Acontece que há um pouco de sobrecarga toda vez que você passa dados de um serviço para outro. É preciso serializar e desserializar dados e se comunicar por uma rede. Nesse caso, o serviço precisava ser executado várias vezes para cada segundo de um stream de vídeo. Por isso, eles rapidamente atingiram um gargalo com os limites de sua conta apenas tentando orquestrar o serviço (segundo a empresa, a maneira como usaram alguns componentes fez com que atingissem um limite rígido de dimensionamento em cerca de 5% da carga esperada).

Além disso, ao fazer o upload temporário de arquivos para o S3⇗ (Amazon Simple Storage Service), gastavam dinheiro apenas acessando esses arquivos nos buckets. Assim, eles perceberam que a arquitetura distribuída era a causa raiz desses gargalos, o que os levou a tomar uma decisão ousada de re-arquitetar a estrutura para um monólito.

Então, em vez de executar serviços distribuídos desacoplados, eles pegaram tudo e o fizeram rodar em um único container. Nele, todos os componentes são iguais, mas agora que são executados em um único servidor, eles só podem ser dimensionados verticalmente.

Detalhe: isso significa que, para fazer mais trabalho, eles precisarão tornar maior cada servidor - ao contrário da arquitetura de microsserviço, que pode ser dimensionada horizontalmente criando mais serviços para cada componente individual com base em suas necessidades de dimensionamento.
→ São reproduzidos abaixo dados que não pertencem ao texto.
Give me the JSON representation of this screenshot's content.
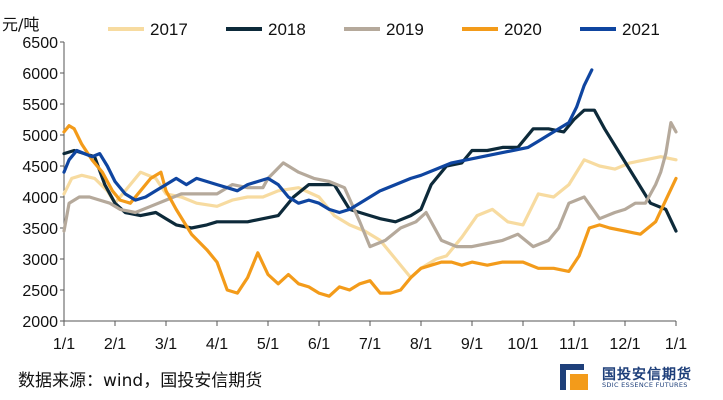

Embora admita que algumas decisões tomadas não são óbvias, a Amazon Prime Video alega que mover o serviço para um monólito reduziu o custo de infraestrutura em mais de 90%, além de aumentar as capacidades de dimensionamento. Hoje, a empresa se diz capaz de lidar com milhares de streams, com capacidade de escalar ainda mais o serviço.

A Amazon Prime Video não está sozinha nesse movimento. David Heinemeier Hansson (DHH), criador do Ruby on Rails e do Basecamp, tirou toda a sua empresa da nuvem depois de gastar mais de US$3 milhões em um ano e agora apenas executa seus próprios servidores.

Muitas startups de sucesso, como o Dropbox, também deixaram a nuvem quando chegaram a um determinado nível de crescimento de suas operações.

Ganha dinheiro por um lado e perde por outro

O vídeo Serverless was a big mistake... says Amazon, do canal Fireship, apresenta uma situação contraditória em que se encontra a Amazon: por um lado, ela vai economizar dinheiro, mas, por outro, vai perder uma grande fonte de receita. Hoje em dia há muitas plataformas que oferecem serviços serverless, como Vercel e Netlify (que, segundo o Fireship, estão apenas usando e revendendo serviços da AWS nos bastidores). Há quase toda uma indústria de startups que torna a AWS mais fácil de usar, incluindo projetos de código aberto como o Serverless Framework e o SST.

Contraponto: a arquitetura serverless é o ideal para um grande número de usos

O vídeo do canal Fireship afirma que a tecnologia serverless e os microsserviços são usados em seus projetos e que essas tecnologias representam uma virada de jogo absoluta para fazer as coisas rapidamente.

Então, para quem já estava concluindo que precisa juntar seus microsserviços em um monólito, o Fireship lembra da Netflix em 2088, quando era baseada na arquitetura monolítica e teve uma falha enorme, a qual a motivou a dividir sua arquitetura em centenas de microsserviços diferentes que pudessem ser dimensionados independentemente, com tolerância a falhas.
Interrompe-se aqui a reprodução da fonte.